Compartíamos el dolor como se comparte la fe. Esta frase de una canción de Rufus T.Firefly creo que resume el momento exacto en el que me encuentro y en el que se encuentra el Atleti. Venimos de perder una final de Copa del Rey, de compartir juntos ese dolor, pero ahora tenemos que compartir la fe de llegar a Budapest.

Hay derrotas que no se analizan: se sienten. Y la de la final dolió porque había ilusión (y exceso de confianza). Dolió como duelen las cosas que de verdad importan. La Real Sociedad la quiso más en ese momento y se la llevó. Así de simple, así de crudo.

Ahora toca lo que tantas veces hemos hecho: curar las heridas sin dejar de sentir. Permitirse el enfado, la tristeza, incluso la desconexión. Cada uno gestiona la derrota como puede, como sabe, como le sale. Y todo es válido. Porque perder quema. Y mucho.

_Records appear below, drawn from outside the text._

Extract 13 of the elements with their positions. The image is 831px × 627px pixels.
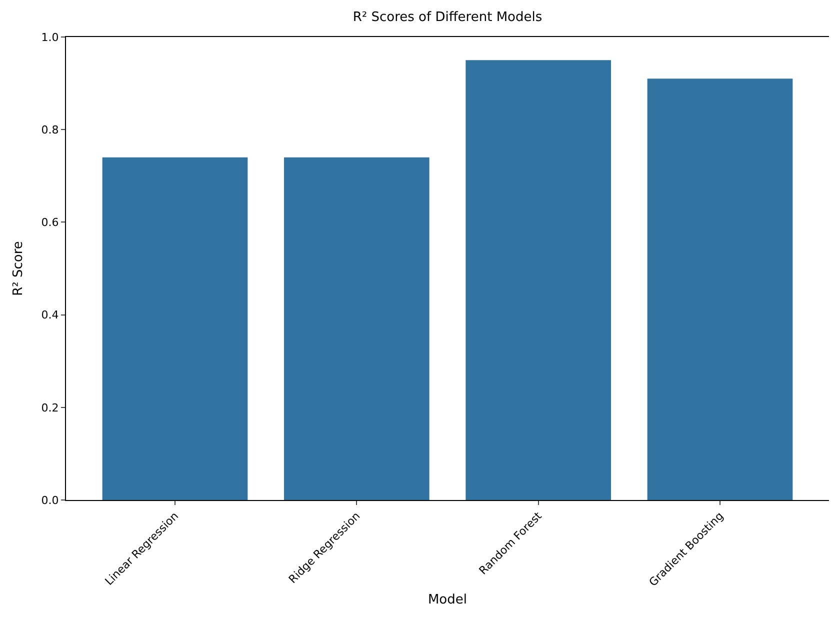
bar: [647, 78, 793, 500]
chart-title: R² Scores of Different Models: [352, 10, 542, 26]
y-tick-label: 0.8: [41, 123, 59, 136]
y-tick-label: 0.6: [41, 216, 59, 230]
y-tick-label: 0.4: [41, 308, 59, 322]
bar: [102, 157, 248, 500]
y-tick-label: 0.2: [41, 401, 59, 414]
y-tick-label: 0.0: [41, 494, 59, 507]
bar: [284, 157, 430, 500]
x-axis-title: Model: [428, 592, 468, 608]
bar: [466, 60, 611, 500]
y-tick-label: 1.0: [41, 30, 59, 44]
y-axis-title: R² Score: [11, 241, 26, 296]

Es lógico seguir triste e incluso decepcionado. Pero aún seguimos caminando. El Atleti va a jugar su séptima semifinal de Champions en sus 123 años de historia. Han pasado nueve años desde la última y siempre que ha sido con un equipo de Simeone hemos presenciado historia. Son datos lo suficientemente gigantescos para entender el momento que nos ha tocado vivir.

En 2014 se nos ‘robó’ la semifinal en casa con un 0-0 sin recuerdos y emociones, pero que sí dejó una victoria histórica en Stamford Bridge; de la de 2016 aún se sigue viendo a Saúl regatear alemanes por la zona del Manzanares; y la última es uno de los recuerdos de pertenencia, bajo la lluvia de Madrid (mientras otros se ponían chubasqueros), más únicos y puros del fútbol.

Creo que el camino correcto, viendo los antecedentes, pasa por seguir disfrutando e ilusionándose. Quedan días para pasar el luto, pero la historia (y la Champions) no entiende de pausas o desgana. Te arrolla. Ya se vio en la vuelta de semifinales de Copa del Rey del año pasado tras el atraco del ‘doble toque’ de Julián en Champions.

Ahora el rival viene otra vez desde Londres como en 2014. El Arsenal es un equipazo y el reto es mayúsculo. Ellos son los favoritos, pero el Metropolitano golpeará primero. Llegar a Budapest pasa por convertir Madrid en una ventaja decisiva. De lo contrario, la capital húngara será inalcanzable.

El Metropolitano recibirá antes el sábado a los suyos contra el Athletic Club. El equipo tiene que devolver el apoyo y el cariño de una afición que nunca le ha fallado. No dudo que lo harán, han demostrado (pese a la gris final) que esta temporada tienen capacidad de reacción y grados de personalidad. Pero cada atlético tendrá que poner de su parte. No dudo que lo haremos.

Así que sí: desconectad si lo necesitáis. Seguid pasándolo mal unos días. Lameros las heridas, pero luego volved. ¿No será más lógico devolver el golpe que hundirse temblando?

No cometamos el error de dejar que una derrota nos robe lo que viene. Porque lo que viene es enorme. Y lo vamos a vivir como merece.